Les santons dorment désormais d’un sommeil paisible dont ils ne sortiront pas avant le premier dimanche de l’Avent. La présentation de Jésus au temple approche et, dans tous les supermarchés, on trouve des montagnes de farine, de pots de confiture, de pâte à tartiner et de poêles. Je ferai des crêpes et en apporterai à Muguette. Quand j’étais étudiante en droit, notre père me disait: « Achète-toi un camion et vends des crêpes. Tu travailleras très dur pendant quelques années et, ensuite, tu pourras faire ce que tu veux. » Les seules fois où j’ai acheté des crêpes fabriquées dans la rue, elles étaient absolument et infectes et épaisses comme des steaks. Certainement, les vendeurs utilisent-ils des préparations industrielles. C’est comme le chocolat chaud dans les cafés: de l’eau chaude vaguement aromatisée au chocolat. Je me rappelle encore du meilleur chocolat chaud que j’ai bu. C’était en décembre 2002, à Montpellier. J’avais eu rendez-vous avec la directrice juridique des hôpitaux. L’entretien s’était si bien passé que j’étais presqu’assurée d’avoir le poste. Je n’étais pas encore enceinte de notre premier enfant. Ce chocolat était un délice. Il était si dense qu’il se mangeait plus qu’il ne se buvait. Au fond de ce chocolat, il me semblait lire la promesse d’un avenir professionnel.
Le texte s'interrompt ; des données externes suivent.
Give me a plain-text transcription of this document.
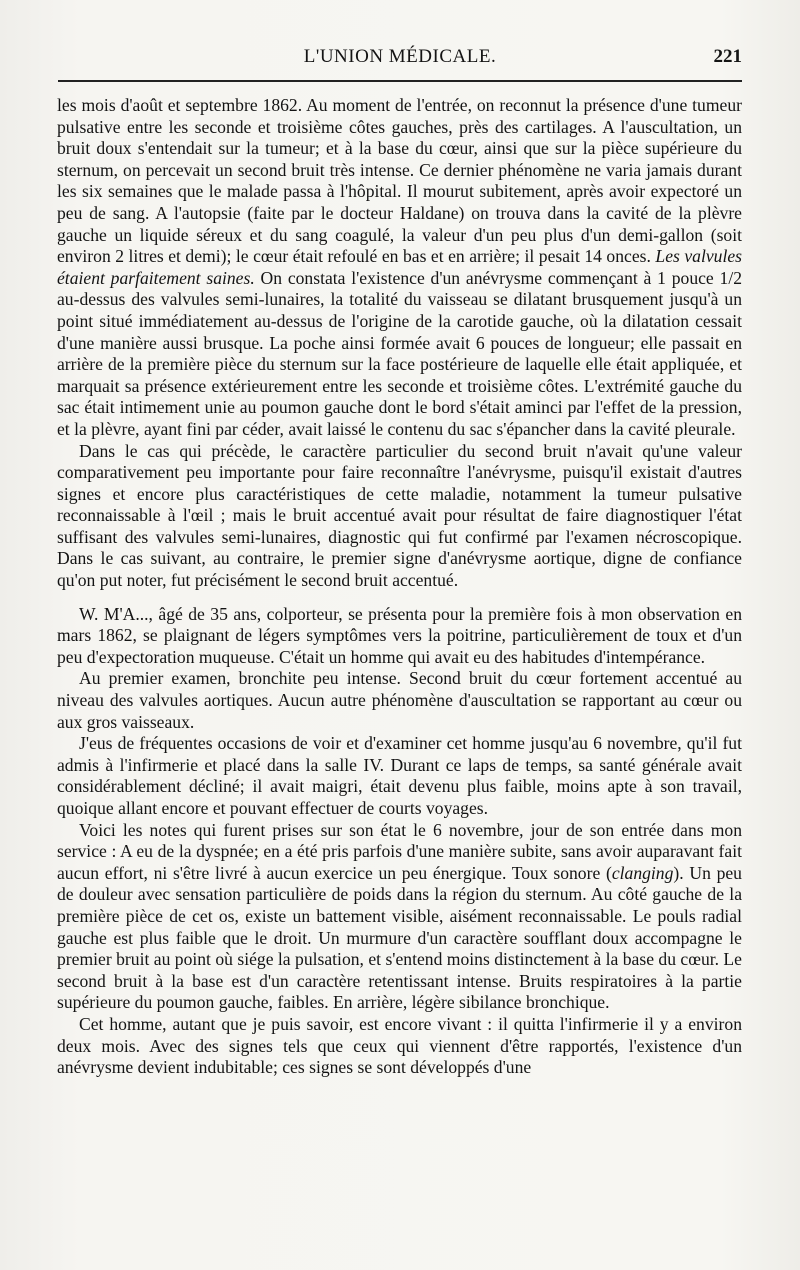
L'UNION MÉDICALE.	221

les mois d'août et septembre 1862. Au moment de l'entrée, on reconnut la présence d'une tumeur pulsative entre les seconde et troisième côtes gauches, près des cartilages. A l'auscultation, un bruit doux s'entendait sur la tumeur; et à la base du cœur, ainsi que sur la pièce supérieure du sternum, on percevait un second bruit très intense. Ce dernier phénomène ne varia jamais durant les six semaines que le malade passa à l'hôpital. Il mourut subitement, après avoir expectoré un peu de sang. A l'autopsie (faite par le docteur Haldane) on trouva dans la cavité de la plèvre gauche un liquide séreux et du sang coagulé, la valeur d'un peu plus d'un demi-gallon (soit environ 2 litres et demi); le cœur était refoulé en bas et en arrière; il pesait 14 onces. Les valvules étaient parfaitement saines. On constata l'existence d'un anévrysme commençant à 1 pouce 1/2 au-dessus des valvules semi-lunaires, la totalité du vaisseau se dilatant brusquement jusqu'à un point situé immédiatement au-dessus de l'origine de la carotide gauche, où la dilatation cessait d'une manière aussi brusque. La poche ainsi formée avait 6 pouces de longueur; elle passait en arrière de la première pièce du sternum sur la face postérieure de laquelle elle était appliquée, et marquait sa présence extérieurement entre les seconde et troisième côtes. L'extrémité gauche du sac était intimement unie au poumon gauche dont le bord s'était aminci par l'effet de la pression, et la plèvre, ayant fini par céder, avait laissé le contenu du sac s'épancher dans la cavité pleurale.

Dans le cas qui précède, le caractère particulier du second bruit n'avait qu'une valeur comparativement peu importante pour faire reconnaître l'anévrysme, puisqu'il existait d'autres signes et encore plus caractéristiques de cette maladie, notamment la tumeur pulsative reconnaissable à l'œil ; mais le bruit accentué avait pour résultat de faire diagnostiquer l'état suffisant des valvules semi-lunaires, diagnostic qui fut confirmé par l'examen nécroscopique. Dans le cas suivant, au contraire, le premier signe d'anévrysme aortique, digne de confiance qu'on put noter, fut précisément le second bruit accentué.

W. M'A..., âgé de 35 ans, colporteur, se présenta pour la première fois à mon observation en mars 1862, se plaignant de légers symptômes vers la poitrine, particulièrement de toux et d'un peu d'expectoration muqueuse. C'était un homme qui avait eu des habitudes d'intempérance.

Au premier examen, bronchite peu intense. Second bruit du cœur fortement accentué au niveau des valvules aortiques. Aucun autre phénomène d'auscultation se rapportant au cœur ou aux gros vaisseaux.

J'eus de fréquentes occasions de voir et d'examiner cet homme jusqu'au 6 novembre, qu'il fut admis à l'infirmerie et placé dans la salle IV. Durant ce laps de temps, sa santé générale avait considérablement décliné; il avait maigri, était devenu plus faible, moins apte à son travail, quoique allant encore et pouvant effectuer de courts voyages.

Voici les notes qui furent prises sur son état le 6 novembre, jour de son entrée dans mon service : A eu de la dyspnée; en a été pris parfois d'une manière subite, sans avoir auparavant fait aucun effort, ni s'être livré à aucun exercice un peu énergique. Toux sonore (clanging). Un peu de douleur avec sensation particulière de poids dans la région du sternum. Au côté gauche de la première pièce de cet os, existe un battement visible, aisément reconnaissable. Le pouls radial gauche est plus faible que le droit. Un murmure d'un caractère soufflant doux accompagne le premier bruit au point où siége la pulsation, et s'entend moins distinctement à la base du cœur. Le second bruit à la base est d'un caractère retentissant intense. Bruits respiratoires à la partie supérieure du poumon gauche, faibles. En arrière, légère sibilance bronchique.

Cet homme, autant que je puis savoir, est encore vivant : il quitta l'infirmerie il y a environ deux mois. Avec des signes tels que ceux qui viennent d'être rapportés, l'existence d'un anévrysme devient indubitable; ces signes se sont développés d'une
Une ruelle dans le coeur de Montpellier, un entretien professionnel et un chocolat envoutant, on est bien loin des santons et des crêpes de la Chandeleur! Bel exemple d’un esprit d’escalier! Ce matin, ce n’est pas mon contrôleur sanglé dans son costume impeccable -même si j’ai noté que depuis les fêtes de fin d’année, il peine à fermer les boutons de sa veste- qui m’a réveillée pour me débarquer du train sur le quai d’une gare perdue dans une toile froide de Delvaux mais madame la Pluie qui se déchaînait au-dessus du plateau. Après cette entrée aussi puissante que l’ouverture d’un opéra de Verdi ou de Wagner, nous avons eu droit à une bruine persistante. Le soleil a réussi à éclairer le plateau peu de temps avant que la nuit ne descende lentement et peigne de noir le paysage. Parfois, quand je regarde par la fenêtre de mon cabinet, de mon Ar-Men, Parfois, j’aimerais que l’océan céréalier qui me tient lieu de paysage soit secoué par de belles vagues, que l’écume vienne se déposer sur les sentiers, que les mouettes remplacent les corbeaux et le sable blanc l’herbe verte. Parfois, pendant nos sorties, avec Fantôme, j’aimerais que les coquillages remplacent les silex et les algues aux yeux craquants les mottes de terre arrachées aux champs. Parfois, avant que la nuit tombe, j’aimerais voir des sirènes sur les dos des chevreuils et des pingouins jouant au tarot avec les moutons.

Nous ne savons toujours pas à quelle sauce nous serons reconfinés mais, désormais, mêmes les infectiologues s’inquiètent des effets dramatiques de ces temps de repli social sur la santé mentale de la population. Il serait question de trois semaines de vacances pour les élèves et pour les trois zones en même temps. Les élèves sont las des gestes barrières. Ils commence à baisser la garde. Peut-on leur en vouloir? Nous sommes tous épuisés par cette vie en pointillés et l’absence de perspectives.

Finissons sur une note gaie. Mardi matin, brièvement, j’ai vu Muguette. Elle buvait son traditionnel café avec Eugène. Tous deux avaient un petit bonnet vissé sur le crâne. Eugène taquinait Muguette en lui disant qu’il allait falloir songer à retourner dans le potager. Comme tous les ans, à la même époque mais chaque année avec plus de certitude, Muguette disait ne pas en avoir envie. Ce matin-là, j’ai appris de la bouche de Muguette qu’on plantait les pommes de terre quand le lilas avait fleuri. Ce à quoi Eugène qui a grandi en Normandie avait ajouté que son père plantait toujours ses pommes de terre le 1er avril.